Наше корпоративное послание: «Мы здесь ради вас».

* * *

Примчавшись в приемную, я застал там Сэм. Она вся как-то поникла. Голова понурена, руки безвольно опущены. Ссутулившаяся, павшая духом, словно потерпела крушение всех надежд. Даже изумительные глаза сибирской хаски казались серыми и невзрачными. Рта Сэм не раскрыла. И не встретилась со мной взглядом.

Фон за ее спиной вдруг выдвинулся на первый план, и в приемной она показалась как-то не на месте. На Сэм был урбанистический неоготический наряд свежеиспеченной вдовы – черные джины, черная плиссированная блузка, ни сережек, ни ожерелья из ее клада побрякушек и – вопиющая ересь для выходца из Бостона – черная бейсболка «Янкиз»{37}, надвинутая на самый лоб. А позади нее на стенах ОФЛ вереницей выплясывали ослепительные краски полотен. Должно-то быть наоборот, яркие цвета должны быть спереди.

При виде эбеновой монохромности Сэм Чарли поперхнулся бы, да и меня, откровенно говоря, ее наружность повергла в уныние.

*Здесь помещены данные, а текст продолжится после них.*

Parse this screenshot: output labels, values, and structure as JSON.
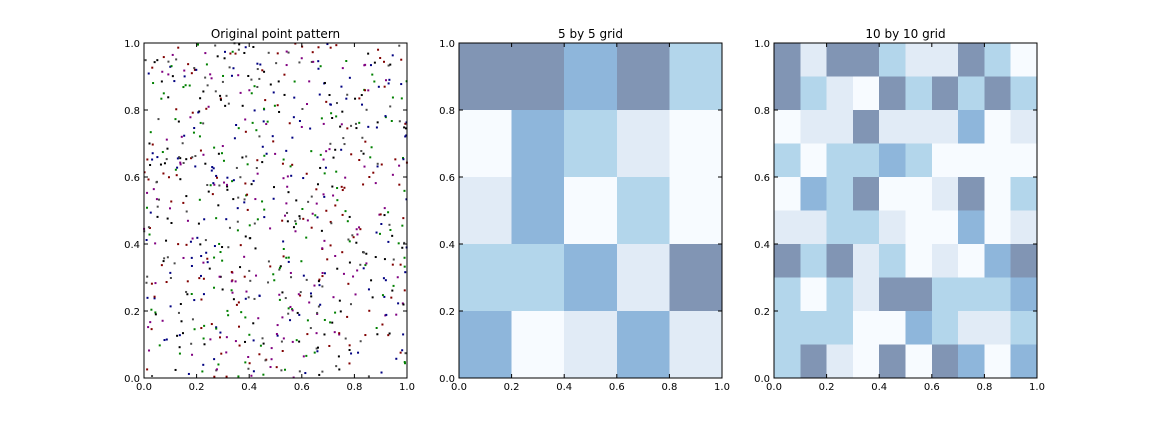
{
  "figure": {
    "background": "#ffffff"
  },
  "colors": {
    "scale": [
      "#f7fbff",
      "#e1ebf6",
      "#b3d6eb",
      "#8eb6db",
      "#8195b4"
    ],
    "point_colors": [
      "#000000",
      "#000080",
      "#008000",
      "#800000",
      "#800080",
      "#4b4b4b"
    ]
  },
  "chart_data": [
    {
      "type": "scatter",
      "title": "Original point pattern",
      "xlabel": "",
      "ylabel": "",
      "xlim": [
        0,
        1
      ],
      "ylim": [
        0,
        1
      ],
      "xticks": [
        "0.0",
        "0.2",
        "0.4",
        "0.6",
        "0.8",
        "1.0"
      ],
      "yticks": [
        "0.0",
        "0.2",
        "0.4",
        "0.6",
        "0.8",
        "1.0"
      ],
      "n_points": 800,
      "point_distribution": "uniform random on the unit square",
      "grid": false
    },
    {
      "type": "heatmap",
      "title": "5 by 5 grid",
      "xlim": [
        0,
        1
      ],
      "ylim": [
        0,
        1
      ],
      "xticks": [
        "0.0",
        "0.2",
        "0.4",
        "0.6",
        "0.8",
        "1.0"
      ],
      "yticks": [
        "0.0",
        "0.2",
        "0.4",
        "0.6",
        "0.8",
        "1.0"
      ],
      "rows_from_top": [
        [
          4,
          4,
          3,
          4,
          2
        ],
        [
          0,
          3,
          2,
          1,
          0
        ],
        [
          1,
          3,
          0,
          2,
          0
        ],
        [
          2,
          2,
          3,
          1,
          4
        ],
        [
          3,
          0,
          1,
          3,
          1
        ]
      ],
      "color_levels": "0 = lightest, 4 = darkest",
      "grid": false
    },
    {
      "type": "heatmap",
      "title": "10 by 10 grid",
      "xlim": [
        0,
        1
      ],
      "ylim": [
        0,
        1
      ],
      "xticks": [
        "0.0",
        "0.2",
        "0.4",
        "0.6",
        "0.8",
        "1.0"
      ],
      "yticks": [
        "0.0",
        "0.2",
        "0.4",
        "0.6",
        "0.8",
        "1.0"
      ],
      "rows_from_top": [
        [
          4,
          1,
          4,
          4,
          2,
          1,
          1,
          4,
          2,
          0
        ],
        [
          4,
          2,
          1,
          0,
          4,
          2,
          4,
          2,
          4,
          2
        ],
        [
          0,
          1,
          1,
          4,
          1,
          1,
          1,
          3,
          0,
          1
        ],
        [
          2,
          0,
          2,
          2,
          3,
          2,
          0,
          0,
          0,
          0
        ],
        [
          0,
          3,
          2,
          4,
          0,
          0,
          1,
          4,
          0,
          2
        ],
        [
          1,
          1,
          2,
          2,
          1,
          0,
          0,
          3,
          0,
          1
        ],
        [
          4,
          2,
          4,
          1,
          2,
          0,
          1,
          0,
          3,
          4
        ],
        [
          2,
          0,
          2,
          1,
          4,
          4,
          2,
          2,
          2,
          3
        ],
        [
          2,
          2,
          2,
          0,
          0,
          3,
          2,
          1,
          1,
          2
        ],
        [
          2,
          4,
          1,
          0,
          4,
          0,
          4,
          3,
          0,
          3
        ]
      ],
      "color_levels": "0 = lightest, 4 = darkest",
      "grid": false
    }
  ]
}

Потому что в Сэм я увидел отражение самого себя 18-месячной давности – отчаяние, тоска, на лице безнадежность. В тот вечер в Нью-Хейвене началась моя новая жизнь, та самая, которую я теперь возненавидел. Голос в моей голове, гомункулус из ада, терзал меня что ни день одним и тем же вопросом, лишенным ответа: «Где ты был, когда это было важно?»

Восемнадцать месяцев спустя я по-прежнему клял дальнобойщиков, угрожающих шоссе I-95. И себя. Если бы я только успел на предыдущий рейс из Майами в Ла-Гуардиа… Если бы я только сказал «нет» лишнему бокалу мартини в компании клиента… Если бы я только сидел за рулем машины, ехавшей в наш прибрежный дом на Род-Айленде…

У нас с Сэм слишком много общих смертей – ее муж, мой друг, моя жена, ее подруга, моя дочь, ее крестница. В студенческие годы, годы водки и академического просвещения, мы даже и не помышляли, что однажды акулы и дальнобойщики укутают наши жизни сумрачными пеленами. Наверное, посредством какого-то осмоса подавленность Сэм вдруг всколыхнулась и во мне.